China's exports and imports declined 11.2 percent and 18.8 percent respectively in January, disappointing the market by a large margin.
Meanwhile, inflation growth will stay refrained with the Consumer Price Index, the main gauge of inflation, maintaining at a modest level of around 1.8 percent in February, Liu said, adding the Producer Price Index, the factory-gate measurement of inflation, likely dropped for a 48th consecutive month.

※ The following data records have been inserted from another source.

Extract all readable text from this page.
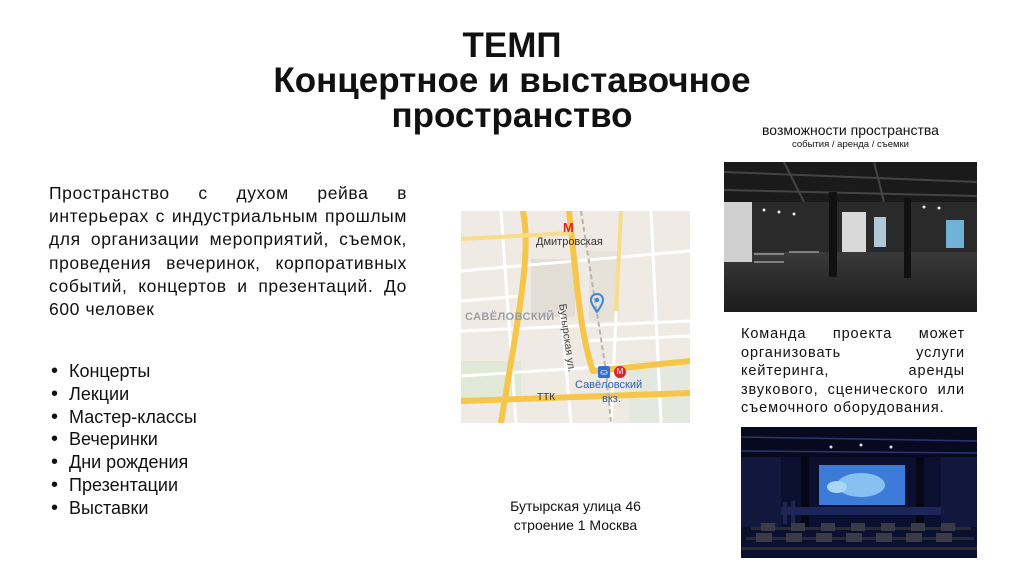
ТЕМП
Концертное и выставочное
пространство
Пространство с духом рейва в интерьерах с индустриальным прошлым для организации мероприятий, съемок, проведения вечеринок, корпоративных событий, концертов и презентаций. До 600 человек
• Концерты
• Лекции
• Мастер-классы
• Вечеринки
• Дни рождения
• Презентации
• Выставки
M
Дмитровская
САВЁЛОВСКИЙ Бутырская ул.	⛀	M
Савёловский
вкз.
ТТК
Бутырская улица 46
строение 1 Москва
возможности пространства
события / аренда / съемки
Команда проекта может организовать услуги кейтеринга, аренды звукового, сценического или съемочного оборудования.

"We expect the government to announce new accommodative policies, such as more social and infrastructure spending, an easing bias for credit policies, and new investment projects during or after the upcoming National People's Congress meeting," said Wang with UBS.
China's gross domestic product grew 6.8 percent in the fourth quarter of last year, concluding 2015 with a rate of 6.9 percent, the slowest annual expansion in a quarter of a century.
To support the economy, the central bank announced on Monday night a reduction of reserve requirement ratio, or the amount of money banks need to hold in reserve, by 0.5 percentage points. It was the first cut since last October and the fifth since February -- estimated to free around 700 billion yuan (US$107.7 billion) into the market.
The earlier data showed China's manufacturing sector and the service sector both deteriorated in February.
The official Purchasing Managers' Index, a comprehensive gauge reflecting operational conditions in largely state-owned manufacturing companies, decreased 0.4 points from a month earlier to 49 in February, the lowest in more than three years. The official non-manufacturing PMI, a counterpart for the service sector, retreated to 52.7 in February, also down from 53.5 a month earlier.